If you’ve been looking for the hospital bill that illustrates the difference between in-network and out-of-network costs — and the fight between hospitals and insurers that goes with it — we’ve found it.
That’s what happened when reports of an $8,775 bill from Bayonne Medical Center to bandage a cut finger in the emergency room surfaced.
And while all parties involved admit the cost is out of line, how to fix it — and who is at fault for it — is not so easily agreed upon.
The bill, the result of an emergency room visit from a Bayonne man in 2013, has reignited calls for Trenton to clamp down on excessive “out-of network” ER costs that can result when patients show up to a hospital that’s not in their health insurance company’s network.
But the passionate response from health care stakeholders — with hospitals questioning whether insurers pay them a fair rate, and insurers contending some hospitals abuse out-of-network charges to shore up revenue — suggests it could be just as tough to find a consensus now as it was in 2010, when lawmakers tried and failed to regulate out-of-network hospital bills.
State Sen.
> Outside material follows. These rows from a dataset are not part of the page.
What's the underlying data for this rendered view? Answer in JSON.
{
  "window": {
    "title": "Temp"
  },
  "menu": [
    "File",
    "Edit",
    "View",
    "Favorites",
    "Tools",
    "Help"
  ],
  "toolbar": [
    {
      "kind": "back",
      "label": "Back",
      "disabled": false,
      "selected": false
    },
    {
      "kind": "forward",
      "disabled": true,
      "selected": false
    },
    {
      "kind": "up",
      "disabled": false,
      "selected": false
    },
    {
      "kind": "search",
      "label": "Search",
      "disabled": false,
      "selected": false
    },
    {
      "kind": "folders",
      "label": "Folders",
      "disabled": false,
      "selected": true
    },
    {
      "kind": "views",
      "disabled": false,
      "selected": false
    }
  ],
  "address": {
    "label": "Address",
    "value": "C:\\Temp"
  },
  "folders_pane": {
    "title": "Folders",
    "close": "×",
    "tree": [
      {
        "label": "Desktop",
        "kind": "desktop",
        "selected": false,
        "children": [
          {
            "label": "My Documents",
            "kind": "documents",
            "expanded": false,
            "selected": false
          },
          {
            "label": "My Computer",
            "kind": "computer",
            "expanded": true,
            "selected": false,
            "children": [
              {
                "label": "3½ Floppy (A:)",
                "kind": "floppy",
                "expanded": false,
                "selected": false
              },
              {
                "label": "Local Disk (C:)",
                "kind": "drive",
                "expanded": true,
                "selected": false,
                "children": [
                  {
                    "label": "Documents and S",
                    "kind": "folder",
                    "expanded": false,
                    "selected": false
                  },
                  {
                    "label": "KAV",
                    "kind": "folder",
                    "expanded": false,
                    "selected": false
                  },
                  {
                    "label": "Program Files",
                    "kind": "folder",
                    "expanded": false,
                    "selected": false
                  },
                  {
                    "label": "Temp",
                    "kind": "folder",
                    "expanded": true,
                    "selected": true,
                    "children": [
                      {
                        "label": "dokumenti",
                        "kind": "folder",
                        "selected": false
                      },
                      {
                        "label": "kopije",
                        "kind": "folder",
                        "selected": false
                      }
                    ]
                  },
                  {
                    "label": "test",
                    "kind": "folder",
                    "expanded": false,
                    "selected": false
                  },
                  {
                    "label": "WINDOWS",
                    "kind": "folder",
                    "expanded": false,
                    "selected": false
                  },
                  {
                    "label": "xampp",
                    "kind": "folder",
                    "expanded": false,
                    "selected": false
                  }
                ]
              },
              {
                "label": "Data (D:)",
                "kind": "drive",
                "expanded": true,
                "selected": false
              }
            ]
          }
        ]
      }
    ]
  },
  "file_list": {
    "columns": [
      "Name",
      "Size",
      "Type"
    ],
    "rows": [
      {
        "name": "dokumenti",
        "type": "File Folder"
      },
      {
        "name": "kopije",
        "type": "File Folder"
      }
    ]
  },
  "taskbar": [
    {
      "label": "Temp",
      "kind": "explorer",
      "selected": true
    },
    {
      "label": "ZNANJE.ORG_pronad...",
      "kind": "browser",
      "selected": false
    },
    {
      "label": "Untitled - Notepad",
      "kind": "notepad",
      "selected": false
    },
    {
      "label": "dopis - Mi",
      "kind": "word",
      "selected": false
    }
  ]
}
Joseph F. Vitale (D-Woodbridge) said he’s ready to try again.
Vitale said in the Bayonne case, insurer UnitedHealthcare “was slammed for thousands of dollars for taking care of what was essentially a booboo. And that is absurd.”
He noted that under state law, a patient who gets emergency care at an out-of-network hospital is supposed to encounter the same billing terms as if that hospital were in-network. The insurance company, however, may have to pay hospital “charges” — prices that hospitals post but then routinely negotiate downward when they join an insurance company network.